Valley Hospital Medical Center Inc., JD-50-25, 28-CA-272658 (ALJ Decision)
This case involves multiple unfair labor practice allegations against Valley Hospital Medical Center and Desert Springs Hospital Medical Center, both operated by Valley Health System in Las Vegas, Nevada. The allegations stem from interactions with two unions: Culinary Workers Union, Local 226 and Service Employees International Union (SEIU), Local 1107.
The majority of the allegations were dismissed by Administrative Law Judge Keltner W. Locke. The case arose from over 20 charges filed between February 2021 and July 2022, resulting in a consolidated complaint with numerous allegations of anti-union activity.
Among the dismissed allegations were claims that managers threatened employees who engaged in union activities, subjected union supporters to closer supervision, denigrated union representatives, and prohibited union visits during the COVID-19 pandemic. The ALJ found much of the General Counsel's witness testimony regarding these allegations unreliable, particularly that of employees Shanlee Gouveia and Sandra Villalobos.
The ALJ did find two substantive violations. First, Valley Hospital unlawfully withdrew recognition from SEIU Local 1107 as the representative of its registered nurses unit on September 16, 2021. The hospital claimed it had evidence that a majority of nurses no longer wanted union representation, but failed to produce the signed cards it allegedly relied upon or offer convincing testimony about the verification process. Second, Valley Hospital violated the Act by unilaterally granting wage increases to the nurses after withdrawing recognition.
The ALJ also found that Dietary Department Manager Alison McCain unlawfully interrogated an employee about her union sympathies when she called the employee into her office and questioned why she supported the union.
The ALJ rejected allegations that the hospitals' "no-visitors" policy during COVID-19 constituted unlawful denial of union access, finding the policy was a legitimate emergency measure to protect patients during the pandemic. Similarly, the implementation of the "CapMan" system for assigning housekeeping work was deemed a lawful efficiency improvement rather than a significant change in working conditions requiring bargaining.
The ALJ expressed concern that the General Counsel included numerous allegations in the complaint without supporting evidence, noting that the hearing resembled a "fishing expedition" where counsel appeared to be investigating rather than proving established violations.
The remedy ordered Valley Hospital to recognize and bargain with SEIU Local 1107 as the representative of its registered nurses, and to rescind the unilateral wage increase if requested by the union. The ALJ rejected the General Counsel's request for extraordinary remedies, finding the violations less severe than alleged.
Significant Cases Cited
Valley Health System, LLC d/b/a Desert Springs Hospital Medical Center, 369 NLRB No. 16 (2020): Found these same employers had previously committed numerous unfair labor practices, including unlawfully withdrawing recognition from SEIU Local 1107 as the representative of three bargaining units.

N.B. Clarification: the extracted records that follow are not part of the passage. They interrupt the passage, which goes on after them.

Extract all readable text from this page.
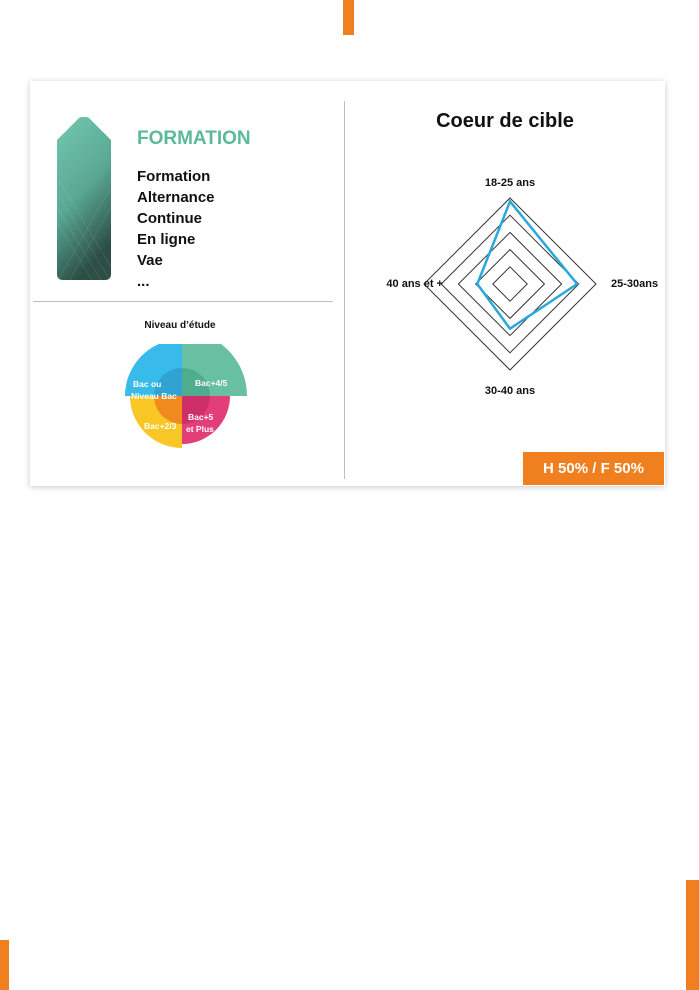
FORMATION
Formation
Alternance
Continue
En ligne
Vae
...
Niveau d’étude
Bac ou
Niveau Bac
Bac+4/5
Bac+5
et Plus
Bac+2/3
Coeur de cible
18-25 ans
25-30ans
30-40 ans
40 ans et +
H 50% / F 50%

Levitz Furniture Company of the Pacific, Inc., 333 NLRB 717 (2001): Established that an employer who withdraws recognition from a union based on evidence of loss of majority support does so "at its peril" and bears the burden of proving actual loss of majority support.
Wright Line, 251 NLRB 1083 (1980): Set forth the framework for analyzing discrimination cases, requiring proof that protected activities were a motivating factor in adverse employment actions.
Amazon.com Services, LLC, 373 NLRB No. 136 (2024): Overruled previous precedent to find "captive audience" speeches unlawful, but specified the change would apply prospectively only.
NLRB v. Gissel Packing Co., 395 U.S. 575 (1969): Established that an employer may communicate views about unions to employees as long as such communications do not contain threats of reprisal or promises of benefit.